Any DC Comics dilettante can assume which characters these projections point to. But it goes on from there. The unassuming conference table (ironically, Cisco was apparently involved with connecting everything together) hides more secrets. Two rails run across the center of the table, making it easier to transform the table when it comes to the Poison Ivy course, which centers around a platter of plants, which seem to be a mix of living and artificial. Within this, serving staff dress the logs and plants with drinks, mysterious edibles and things that I’d call nibbles, but I probably shouldn’t. Some of them are borderline hidden, which seems to be by design.

Below these rails, a heating element runs the length of the table. Customers are given a playing card during an earlier course, and are told to lay this on the table. As the experience progresses, the card reacts to the heat of the table, revealing a secret message to each diner.

There are other tricks that aren’t entirely revealed to me, including a floating plate trick that I’ll have to book my own reservation to see.

Park Row, the DC-themed restaurant in London

Mat Smith, Engadget

Outside of the Monarch Theater, Park Row is split up into several different zones, all serving the same food menu — modern European — in a different facet of a fictional Gotham dining scene.
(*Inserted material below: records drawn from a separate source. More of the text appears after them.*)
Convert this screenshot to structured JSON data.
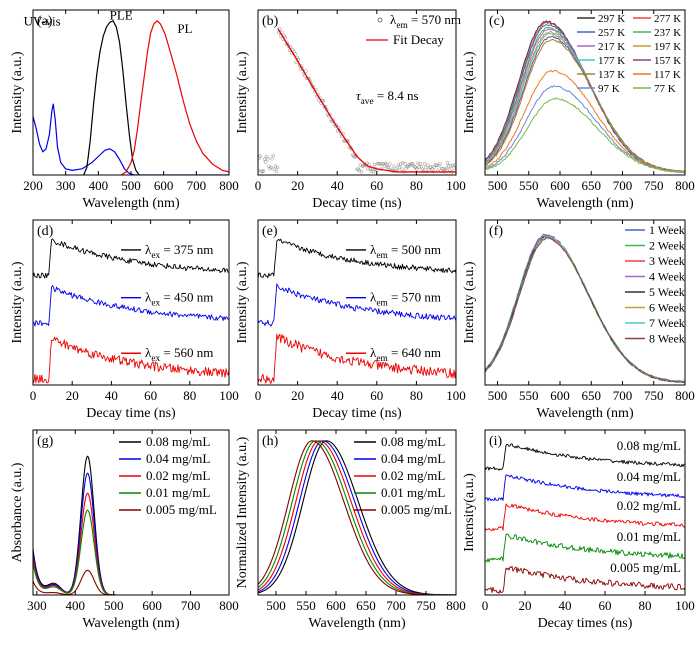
{
  "chart_data": [
    {
      "panel_label": "(a)",
      "type": "line",
      "xlabel": "Wavelength (nm)",
      "ylabel": "Intensity (a.u.)",
      "xlim": [
        200,
        800
      ],
      "ylim": [
        0,
        1.07
      ],
      "xticks": [
        200,
        300,
        400,
        500,
        600,
        700,
        800
      ],
      "curve_labels": [
        {
          "text": "UV-vis",
          "x": 228,
          "y": 0.97
        },
        {
          "text": "PLE",
          "x": 470,
          "y": 1.01
        },
        {
          "text": "PL",
          "x": 665,
          "y": 0.92
        }
      ],
      "series": [
        {
          "color": "#0000ee",
          "points": [
            [
              200,
              0.38
            ],
            [
              210,
              0.3
            ],
            [
              220,
              0.2
            ],
            [
              230,
              0.15
            ],
            [
              240,
              0.17
            ],
            [
              250,
              0.26
            ],
            [
              258,
              0.42
            ],
            [
              262,
              0.46
            ],
            [
              268,
              0.36
            ],
            [
              275,
              0.18
            ],
            [
              285,
              0.08
            ],
            [
              300,
              0.04
            ],
            [
              320,
              0.03
            ],
            [
              350,
              0.04
            ],
            [
              380,
              0.08
            ],
            [
              400,
              0.12
            ],
            [
              420,
              0.16
            ],
            [
              435,
              0.17
            ],
            [
              450,
              0.15
            ],
            [
              465,
              0.1
            ],
            [
              480,
              0.04
            ],
            [
              495,
              0.01
            ],
            [
              510,
              0.0
            ],
            [
              800,
              0.0
            ]
          ]
        },
        {
          "color": "#000000",
          "points": [
            [
              355,
              0.0
            ],
            [
              365,
              0.05
            ],
            [
              375,
              0.22
            ],
            [
              385,
              0.45
            ],
            [
              395,
              0.65
            ],
            [
              405,
              0.8
            ],
            [
              415,
              0.9
            ],
            [
              425,
              0.96
            ],
            [
              435,
              0.99
            ],
            [
              445,
              1.0
            ],
            [
              455,
              0.96
            ],
            [
              465,
              0.86
            ],
            [
              475,
              0.68
            ],
            [
              485,
              0.46
            ],
            [
              495,
              0.26
            ],
            [
              505,
              0.1
            ],
            [
              515,
              0.03
            ],
            [
              525,
              0.0
            ]
          ]
        },
        {
          "color": "#ee0000",
          "points": [
            [
              470,
              0.0
            ],
            [
              485,
              0.02
            ],
            [
              500,
              0.08
            ],
            [
              510,
              0.16
            ],
            [
              520,
              0.3
            ],
            [
              530,
              0.47
            ],
            [
              540,
              0.63
            ],
            [
              550,
              0.79
            ],
            [
              560,
              0.92
            ],
            [
              570,
              0.98
            ],
            [
              580,
              1.0
            ],
            [
              590,
              0.98
            ],
            [
              605,
              0.91
            ],
            [
              620,
              0.8
            ],
            [
              640,
              0.65
            ],
            [
              660,
              0.48
            ],
            [
              680,
              0.33
            ],
            [
              700,
              0.22
            ],
            [
              720,
              0.14
            ],
            [
              750,
              0.07
            ],
            [
              780,
              0.03
            ],
            [
              800,
              0.02
            ]
          ]
        }
      ]
    },
    {
      "panel_label": "(b)",
      "type": "scatter",
      "xlabel": "Decay time (ns)",
      "ylabel": "Intensity (a.u.)",
      "xlim": [
        0,
        100
      ],
      "ylim": [
        0,
        1.07
      ],
      "xticks": [
        0,
        20,
        40,
        60,
        80,
        100
      ],
      "legend": [
        {
          "label_pre": "λ",
          "label_sub": "em",
          "label_post": " = 570 nm",
          "color": "#777777",
          "marker": "circle"
        },
        {
          "label": "Fit Decay",
          "color": "#ee0000",
          "marker": "line"
        }
      ],
      "annotation": {
        "pre": "τ",
        "sub": "ave",
        "post": " = 8.4 ns"
      },
      "decay": {
        "t0": 10,
        "peak": 0.95,
        "slope": 0.0213,
        "noise_floor": 0.02,
        "noise_amp": 0.06
      },
      "series": [
        {
          "name": "Fit Decay",
          "color": "#ee0000",
          "points": [
            [
              10,
              0.95
            ],
            [
              20,
              0.74
            ],
            [
              30,
              0.52
            ],
            [
              40,
              0.31
            ],
            [
              50,
              0.12
            ],
            [
              55,
              0.06
            ],
            [
              60,
              0.04
            ],
            [
              70,
              0.02
            ],
            [
              100,
              0.02
            ]
          ]
        }
      ]
    },
    {
      "panel_label": "(c)",
      "type": "line",
      "xlabel": "Wavelength (nm)",
      "ylabel": "Intensity (a.u.)",
      "xlim": [
        480,
        800
      ],
      "ylim": [
        0,
        1.07
      ],
      "xticks": [
        500,
        550,
        600,
        650,
        700,
        750,
        800
      ],
      "series": [
        {
          "name": "297 K",
          "color": "#333333",
          "peak": 0.98,
          "center": 578
        },
        {
          "name": "277 K",
          "color": "#ee4444",
          "peak": 0.97,
          "center": 579
        },
        {
          "name": "257 K",
          "color": "#4466cc",
          "peak": 0.96,
          "center": 580
        },
        {
          "name": "237 K",
          "color": "#33bb55",
          "peak": 0.94,
          "center": 581
        },
        {
          "name": "217 K",
          "color": "#aa66cc",
          "peak": 0.93,
          "center": 582
        },
        {
          "name": "197 K",
          "color": "#cc9933",
          "peak": 0.91,
          "center": 583
        },
        {
          "name": "177 K",
          "color": "#44cccc",
          "peak": 0.9,
          "center": 584
        },
        {
          "name": "157 K",
          "color": "#884488",
          "peak": 0.88,
          "center": 585
        },
        {
          "name": "137 K",
          "color": "#998833",
          "peak": 0.86,
          "center": 586
        },
        {
          "name": "117 K",
          "color": "#ee7722",
          "peak": 0.66,
          "center": 588
        },
        {
          "name": "97 K",
          "color": "#6688dd",
          "peak": 0.56,
          "center": 590
        },
        {
          "name": "77 K",
          "color": "#77bb44",
          "peak": 0.48,
          "center": 592
        }
      ]
    },
    {
      "panel_label": "(d)",
      "type": "line",
      "xlabel": "Decay time (ns)",
      "ylabel": "Intensity (a.u.)",
      "xlim": [
        0,
        100
      ],
      "ylim": [
        0,
        1.07
      ],
      "xticks": [
        0,
        20,
        40,
        60,
        80,
        100
      ],
      "series": [
        {
          "label_pre": "λ",
          "label_sub": "ex",
          "label_post": " = 375 nm",
          "color": "#000000",
          "baseline": 0.71,
          "amp": 0.23,
          "t0": 8,
          "noise": 0.018
        },
        {
          "label_pre": "λ",
          "label_sub": "ex",
          "label_post": " = 450 nm",
          "color": "#0000ee",
          "baseline": 0.4,
          "amp": 0.23,
          "t0": 8,
          "noise": 0.018
        },
        {
          "label_pre": "λ",
          "label_sub": "ex",
          "label_post": " = 560 nm",
          "color": "#ee0000",
          "baseline": 0.04,
          "amp": 0.26,
          "t0": 8,
          "noise": 0.03
        }
      ]
    },
    {
      "panel_label": "(e)",
      "type": "line",
      "xlabel": "Decay time (ns)",
      "ylabel": "Intensity (a.u.)",
      "xlim": [
        0,
        100
      ],
      "ylim": [
        0,
        1.07
      ],
      "xticks": [
        0,
        20,
        40,
        60,
        80,
        100
      ],
      "series": [
        {
          "label_pre": "λ",
          "label_sub": "em",
          "label_post": " = 500 nm",
          "color": "#000000",
          "baseline": 0.71,
          "amp": 0.23,
          "t0": 8,
          "noise": 0.018
        },
        {
          "label_pre": "λ",
          "label_sub": "em",
          "label_post": " = 570 nm",
          "color": "#0000ee",
          "baseline": 0.4,
          "amp": 0.24,
          "t0": 8,
          "noise": 0.02
        },
        {
          "label_pre": "λ",
          "label_sub": "em",
          "label_post": " = 640 nm",
          "color": "#ee0000",
          "baseline": 0.04,
          "amp": 0.27,
          "t0": 8,
          "noise": 0.032
        }
      ]
    },
    {
      "panel_label": "(f)",
      "type": "line",
      "xlabel": "Wavelength (nm)",
      "ylabel": "Intensity (a.u.)",
      "xlim": [
        480,
        800
      ],
      "ylim": [
        0,
        1.07
      ],
      "xticks": [
        500,
        550,
        600,
        650,
        700,
        750,
        800
      ],
      "series": [
        {
          "name": "1 Week",
          "color": "#4466cc",
          "peak": 0.96,
          "center": 577
        },
        {
          "name": "2 Week",
          "color": "#33bb55",
          "peak": 0.95,
          "center": 577
        },
        {
          "name": "3 Week",
          "color": "#ee4444",
          "peak": 0.955,
          "center": 578
        },
        {
          "name": "4 Week",
          "color": "#aa66cc",
          "peak": 0.95,
          "center": 578
        },
        {
          "name": "5 Week",
          "color": "#333333",
          "peak": 0.945,
          "center": 578
        },
        {
          "name": "6 Week",
          "color": "#cc9933",
          "peak": 0.94,
          "center": 579
        },
        {
          "name": "7 Week",
          "color": "#44cccc",
          "peak": 0.945,
          "center": 579
        },
        {
          "name": "8 Week",
          "color": "#884444",
          "peak": 0.935,
          "center": 579
        }
      ]
    },
    {
      "panel_label": "(g)",
      "type": "line",
      "xlabel": "Wavelength (nm)",
      "ylabel": "Absorbance (a.u.)",
      "xlim": [
        290,
        800
      ],
      "ylim": [
        0,
        1.07
      ],
      "xticks": [
        300,
        400,
        500,
        600,
        700,
        800
      ],
      "series": [
        {
          "name": "0.08 mg/mL",
          "color": "#000000",
          "peak": 0.9,
          "trough": 0.1,
          "edge": 0.3
        },
        {
          "name": "0.04 mg/mL",
          "color": "#0000ee",
          "peak": 0.79,
          "trough": 0.09,
          "edge": 0.27
        },
        {
          "name": "0.02 mg/mL",
          "color": "#ee0000",
          "peak": 0.66,
          "trough": 0.08,
          "edge": 0.24
        },
        {
          "name": "0.01 mg/mL",
          "color": "#008800",
          "peak": 0.55,
          "trough": 0.07,
          "edge": 0.21
        },
        {
          "name": "0.005 mg/mL",
          "color": "#880000",
          "peak": 0.16,
          "trough": 0.02,
          "edge": 0.09
        }
      ]
    },
    {
      "panel_label": "(h)",
      "type": "line",
      "xlabel": "Wavelength (nm)",
      "ylabel": "Normalized Intensity (a.u.)",
      "xlim": [
        470,
        800
      ],
      "ylim": [
        0,
        1.07
      ],
      "xticks": [
        500,
        550,
        600,
        650,
        700,
        750,
        800
      ],
      "series": [
        {
          "name": "0.08 mg/mL",
          "color": "#000000",
          "center": 584
        },
        {
          "name": "0.04 mg/mL",
          "color": "#0000ee",
          "center": 578
        },
        {
          "name": "0.02 mg/mL",
          "color": "#ee0000",
          "center": 572
        },
        {
          "name": "0.01 mg/mL",
          "color": "#008800",
          "center": 566
        },
        {
          "name": "0.005 mg/mL",
          "color": "#880000",
          "center": 560
        }
      ]
    },
    {
      "panel_label": "(i)",
      "type": "line",
      "xlabel": "Decay times (ns)",
      "ylabel": "Intensity(a.u.)",
      "xlim": [
        0,
        100
      ],
      "ylim": [
        0,
        1.07
      ],
      "xticks": [
        0,
        20,
        40,
        60,
        80,
        100
      ],
      "series": [
        {
          "name": "0.08 mg/mL",
          "color": "#000000",
          "baseline": 0.82,
          "amp": 0.16,
          "t0": 9,
          "noise": 0.012
        },
        {
          "name": "0.04 mg/mL",
          "color": "#0000ee",
          "baseline": 0.62,
          "amp": 0.16,
          "t0": 9,
          "noise": 0.012
        },
        {
          "name": "0.02 mg/mL",
          "color": "#ee0000",
          "baseline": 0.43,
          "amp": 0.16,
          "t0": 9,
          "noise": 0.014
        },
        {
          "name": "0.01 mg/mL",
          "color": "#008800",
          "baseline": 0.23,
          "amp": 0.16,
          "t0": 9,
          "noise": 0.018
        },
        {
          "name": "0.005 mg/mL",
          "color": "#880000",
          "baseline": 0.03,
          "amp": 0.15,
          "t0": 9,
          "noise": 0.02
        }
      ]
    }
  ]
}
From the entrance, modeled after Wayne Manor, you descend a glowing staircase inspired by a Batcave, through a vapor-emitting door frame into Pennyfeathers, a whiskey bar named after Alfred, Bruce Wayne’s long-serving butler. Beyond that, the Iceberg Lounge has a frozen penguin statue towering the bar, while to the left, the Rogue’s Gallery is curated by Catwoman, decorated with reproductions of some of the world’s most famous stolen art pieces, each one marked by a rogue from DC’s back catalog of villains.
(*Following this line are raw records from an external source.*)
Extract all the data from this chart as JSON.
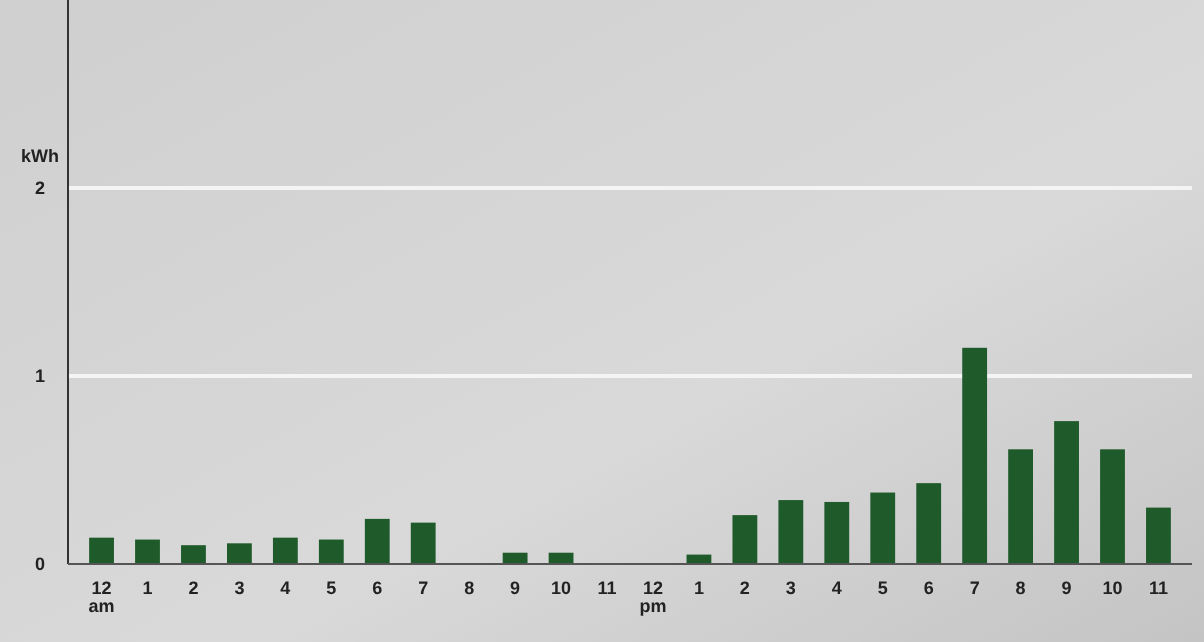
{
  "chart_data": {
    "type": "bar",
    "ylabel": "kWh",
    "categories": [
      "12\nam",
      "1",
      "2",
      "3",
      "4",
      "5",
      "6",
      "7",
      "8",
      "9",
      "10",
      "11",
      "12\npm",
      "1",
      "2",
      "3",
      "4",
      "5",
      "6",
      "7",
      "8",
      "9",
      "10",
      "11"
    ],
    "values": [
      0.14,
      0.13,
      0.1,
      0.11,
      0.14,
      0.13,
      0.24,
      0.22,
      0,
      0.06,
      0.06,
      0,
      0,
      0.05,
      0.26,
      0.34,
      0.33,
      0.38,
      0.43,
      1.15,
      0.61,
      0.76,
      0.61,
      0.3
    ],
    "color": "#1e5a2a",
    "ylim": [
      0,
      3
    ],
    "yticks": [
      0,
      1,
      2
    ],
    "grid": "y"
  }
}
One of these artworks, bizarrely, doubles as a drinks decanter. Now get ready for a deep cut — it’s the same painting used in the 1989 Batman movie. DC fans can probably easily discern which villain has marked each painting, but it’s the nods like this that elevate the whole thing for fans that are able to recall everything. Ordering the fish and chips will result in a blue-tinged piece of battered fish — hinting at when the Joker poisoned Gotham Harbour. The most egregious nod might be the dessert menu. One dish is called Kiss from A Rose. A little on the nose, but only because everything else is so subtle.

There are a few molecular gastronomy tricks, too, like edible balloons and freeze-dried popcorn that billow smoke out your mouth as you crunch. It's these touches that add to the ambiance and fun of the place, and defuses the impression that Park Row may take itself a little too seriously for something based on comic book source material.

Park Row, the DC-themed restaurant in London

Even the restrooms are a playful tribute to the Joker and his minions, all neon signs and bright lights, while paintings around the restaurants give oblique nods to Gotham and its residents. The menus, too, have little symbols that represent DC villains. These touches are there if you look for them, but they’re not obvious — which is good for those of us that don’t want to see anything more superhero-related ever again. I think the point is you could bring a date who has zero interest in the DC universe and capes, and they’d think it’s a glossy, central London restaurant. Fortunately, the food should be good enough to stand on its own, with an executive chef from a Michelin-starred restaurant. The restaurateur behind it all is known for his work with Heston Blumenthal’s Fat Duck.

The food has the credentials — and prices — to ensure even if you couldn’t care less about DC, at least you’ll have a good meal and a ridiculous cocktail or two.